2) I spend 35% of my time prepping for worship. That means song choices, worship-team personnel (choices, development, and troubleshooting), long and short term planning, both A Cappella and Instrumental rehearsals, managing an intern, preparing lead sheets and other music, as well as researching trends and future resources. Which is fine if that’s the focus of my job description. Which it’s not…not exactly, anyway.
3) Almost 40% of my time is spread over a dozen areas of concern. Which means a whole lot of little is being done. It’s not that small steps can’t be effective (you have to start somewhere, how do you eat an elephant, and all that), but unless there is some critical mass toward a project or area of focus, not much is going to happen. Of course, some of this is personal interchange, just being with people in the playing out of life, and who knows how God really uses us in those moments. But again, when I think about making the kind of impact that’s needed, I probably need to look at cutting things away to get to the few areas of focus.

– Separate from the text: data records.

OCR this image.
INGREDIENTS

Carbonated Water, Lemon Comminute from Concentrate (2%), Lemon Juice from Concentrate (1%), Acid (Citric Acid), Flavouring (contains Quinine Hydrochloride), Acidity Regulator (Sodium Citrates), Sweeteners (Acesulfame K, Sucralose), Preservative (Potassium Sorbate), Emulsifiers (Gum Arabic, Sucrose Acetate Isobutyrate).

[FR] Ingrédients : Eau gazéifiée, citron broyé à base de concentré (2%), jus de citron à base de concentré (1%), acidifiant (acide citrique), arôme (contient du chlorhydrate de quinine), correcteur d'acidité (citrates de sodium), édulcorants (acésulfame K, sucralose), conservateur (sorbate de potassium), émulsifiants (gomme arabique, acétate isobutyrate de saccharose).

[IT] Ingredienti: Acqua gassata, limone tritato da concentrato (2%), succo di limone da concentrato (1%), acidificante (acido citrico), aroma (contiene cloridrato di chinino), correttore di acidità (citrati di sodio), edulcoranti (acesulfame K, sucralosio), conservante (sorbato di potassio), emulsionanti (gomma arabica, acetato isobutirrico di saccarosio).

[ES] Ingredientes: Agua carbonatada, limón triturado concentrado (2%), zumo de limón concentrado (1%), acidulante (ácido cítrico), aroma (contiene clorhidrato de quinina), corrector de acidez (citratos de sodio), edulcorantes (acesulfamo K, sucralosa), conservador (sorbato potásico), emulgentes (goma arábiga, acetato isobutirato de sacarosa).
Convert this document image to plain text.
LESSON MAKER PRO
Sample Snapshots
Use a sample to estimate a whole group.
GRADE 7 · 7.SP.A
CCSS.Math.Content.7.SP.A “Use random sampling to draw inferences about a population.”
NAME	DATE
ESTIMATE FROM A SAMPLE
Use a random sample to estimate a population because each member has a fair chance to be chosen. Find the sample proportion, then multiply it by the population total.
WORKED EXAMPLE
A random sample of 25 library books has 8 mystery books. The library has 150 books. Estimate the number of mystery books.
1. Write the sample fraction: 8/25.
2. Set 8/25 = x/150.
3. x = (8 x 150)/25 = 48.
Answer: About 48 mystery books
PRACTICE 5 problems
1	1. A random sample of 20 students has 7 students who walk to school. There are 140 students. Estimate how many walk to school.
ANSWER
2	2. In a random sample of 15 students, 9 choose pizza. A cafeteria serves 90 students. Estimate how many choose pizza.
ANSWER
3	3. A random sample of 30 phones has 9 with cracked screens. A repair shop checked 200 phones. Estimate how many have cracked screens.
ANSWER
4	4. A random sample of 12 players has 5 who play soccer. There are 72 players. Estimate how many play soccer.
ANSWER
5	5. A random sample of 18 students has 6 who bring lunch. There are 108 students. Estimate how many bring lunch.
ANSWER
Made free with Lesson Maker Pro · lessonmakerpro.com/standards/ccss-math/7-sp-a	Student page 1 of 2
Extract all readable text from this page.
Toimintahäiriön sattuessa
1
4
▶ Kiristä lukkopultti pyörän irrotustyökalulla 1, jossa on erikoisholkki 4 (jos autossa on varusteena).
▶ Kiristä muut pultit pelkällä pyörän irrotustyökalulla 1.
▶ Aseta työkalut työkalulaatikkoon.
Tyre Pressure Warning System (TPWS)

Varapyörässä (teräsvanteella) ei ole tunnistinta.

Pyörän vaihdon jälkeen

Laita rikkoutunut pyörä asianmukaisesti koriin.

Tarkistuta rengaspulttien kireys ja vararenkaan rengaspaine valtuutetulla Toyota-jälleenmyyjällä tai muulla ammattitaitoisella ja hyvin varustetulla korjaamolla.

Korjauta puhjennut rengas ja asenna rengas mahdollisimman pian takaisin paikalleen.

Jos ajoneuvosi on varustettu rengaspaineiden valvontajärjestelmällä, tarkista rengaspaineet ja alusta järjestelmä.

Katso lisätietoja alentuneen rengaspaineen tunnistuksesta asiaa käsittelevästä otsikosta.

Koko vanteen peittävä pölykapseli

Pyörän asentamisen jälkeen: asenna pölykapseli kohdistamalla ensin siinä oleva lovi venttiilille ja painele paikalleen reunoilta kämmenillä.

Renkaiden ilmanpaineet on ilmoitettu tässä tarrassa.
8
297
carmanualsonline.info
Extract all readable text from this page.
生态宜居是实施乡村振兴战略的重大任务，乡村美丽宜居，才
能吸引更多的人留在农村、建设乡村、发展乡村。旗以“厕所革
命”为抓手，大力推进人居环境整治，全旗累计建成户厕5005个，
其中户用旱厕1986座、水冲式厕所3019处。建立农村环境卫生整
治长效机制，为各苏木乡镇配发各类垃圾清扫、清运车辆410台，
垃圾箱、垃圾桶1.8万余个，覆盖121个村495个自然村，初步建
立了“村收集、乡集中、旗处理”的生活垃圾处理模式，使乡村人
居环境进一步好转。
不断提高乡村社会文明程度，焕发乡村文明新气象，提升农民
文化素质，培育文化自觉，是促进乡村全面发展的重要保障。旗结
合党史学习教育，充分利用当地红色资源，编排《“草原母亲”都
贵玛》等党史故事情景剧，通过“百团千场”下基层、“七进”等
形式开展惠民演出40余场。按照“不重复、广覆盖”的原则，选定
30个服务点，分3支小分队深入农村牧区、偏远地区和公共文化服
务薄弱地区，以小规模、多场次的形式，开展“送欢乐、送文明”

4) Here’s the big discovery: I’m not spending nearly enough time in refueling. Sabbath, prayer, Lectio Divina, silence, staring into space (in the best of senses)…much of this has gotten away from me. I know why, but it doesn’t bode well for the way I want to live my life. Wake-up call. No one is going to carve this time out for me. And it’s worth noting that at the end of this eight-week time, after 405 hours in a period where I was gone most of two of those eight weeks, as I was walking out the door for a week’s vacation, I was pretty much at the end of my emotional and spiritual rope. It’s common in ministry, I know. I’m pretty sure it shouldn’t be.
It’s easy to fool ourselves about what we’re doing. As a once-in-a-great-while exercise, this was worth doing.